The Debt Management Office (DMO) says recent concerns by Nigerians over the nation’s closer embrace with the Peoples’ Republic of China with regards to taking loans from the later need not arise.
In a statement that was issued yesterday, the debt office said recent loan agreements signed between the countries are purely part of government’s efforts to raise capital from several domestic and external sources to finance capital projects, in order to promote economic growth and development, as well as, job creation.
“The public should be assured that Nigeria’s public debt is being managed under statutory provisions and international best practice, and there is no risk of default on any loan, including the Chinese loans. Thus, the possibility of a takeover of assets by a lender does not exist. For the avoidance of doubt, the government’s borrowing in the Domestic and External markets, including Chinese loans are all backed by the full faith and credit of the government, rather than a pledge of the government’s assets.

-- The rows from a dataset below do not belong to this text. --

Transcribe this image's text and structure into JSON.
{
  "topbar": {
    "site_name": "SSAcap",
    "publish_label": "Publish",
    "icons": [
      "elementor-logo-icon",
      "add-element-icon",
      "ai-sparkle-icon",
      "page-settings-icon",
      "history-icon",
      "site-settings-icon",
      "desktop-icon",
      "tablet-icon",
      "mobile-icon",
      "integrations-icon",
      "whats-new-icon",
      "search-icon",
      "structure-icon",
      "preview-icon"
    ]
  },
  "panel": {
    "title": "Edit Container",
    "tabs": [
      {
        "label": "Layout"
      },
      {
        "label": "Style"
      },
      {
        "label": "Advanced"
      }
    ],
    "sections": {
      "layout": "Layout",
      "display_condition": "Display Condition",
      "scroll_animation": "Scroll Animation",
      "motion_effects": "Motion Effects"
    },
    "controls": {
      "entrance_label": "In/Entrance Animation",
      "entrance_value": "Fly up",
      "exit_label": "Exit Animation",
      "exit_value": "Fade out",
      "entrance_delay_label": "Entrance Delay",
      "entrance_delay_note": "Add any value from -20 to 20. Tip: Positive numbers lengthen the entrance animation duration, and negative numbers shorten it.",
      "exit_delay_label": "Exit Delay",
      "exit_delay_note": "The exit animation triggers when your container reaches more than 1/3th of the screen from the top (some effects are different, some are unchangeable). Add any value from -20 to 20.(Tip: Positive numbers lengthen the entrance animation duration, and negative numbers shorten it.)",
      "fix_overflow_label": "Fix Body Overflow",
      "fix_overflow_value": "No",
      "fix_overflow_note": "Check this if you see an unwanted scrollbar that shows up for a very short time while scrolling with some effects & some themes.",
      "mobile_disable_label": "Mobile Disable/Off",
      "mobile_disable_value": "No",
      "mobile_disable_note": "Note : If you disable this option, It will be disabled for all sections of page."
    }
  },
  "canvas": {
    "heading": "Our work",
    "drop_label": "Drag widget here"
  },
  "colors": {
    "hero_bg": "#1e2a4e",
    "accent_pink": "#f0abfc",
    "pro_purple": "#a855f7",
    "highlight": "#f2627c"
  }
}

“Borrowing from China should not be seen from a negative perspective as they are being used to finance Nigeria’s infrastructural development at concessional terms. Moreover, China Exim Loans are only one of the sources of multilateral and bilateral loans accessed by Nigeria and represented only about 8.5% of Nigeria’s External Debt as at June 30, 2018,” the debt office said in a statement.
The agency noted that the Nigerian government accesses capital from several sources – multilaterals, such as the World Bank and the African Development Bank, as well as, Bilateral loans from various countries such as France (through the Agence Francaise de Development -AFD), Germany (KfW), Japan (Japan International Cooperation Agency – JICA), India (India Development Bank) and China (China Export-Import Bank – EXIM), the statement issued to inform Nigerians about the Government’s borrowing from China. These loans from Multilateral and Bilateral lenders are typically used to finance specific capital projects across the country. The International Capital Market is another source of capital,” it added.
The DMO explained that Nigeria raises capital from Multilateral and Bilateral sources like China because they are Concessional which means that they are cheaper in terms of costs, and more convenient to service because they are usually of long tenors with grace periods. Prudent management of the public debt implies that, the Government should avail itself of the opportunity to access concessional loans which deliver twin benefits of being more cost efficient and supporting infrastructural development.
“Nigeria’s Public Debt remains sustainable and there is also no risk of default because of Nigeria’s sound Debt Management practices,” said DMO.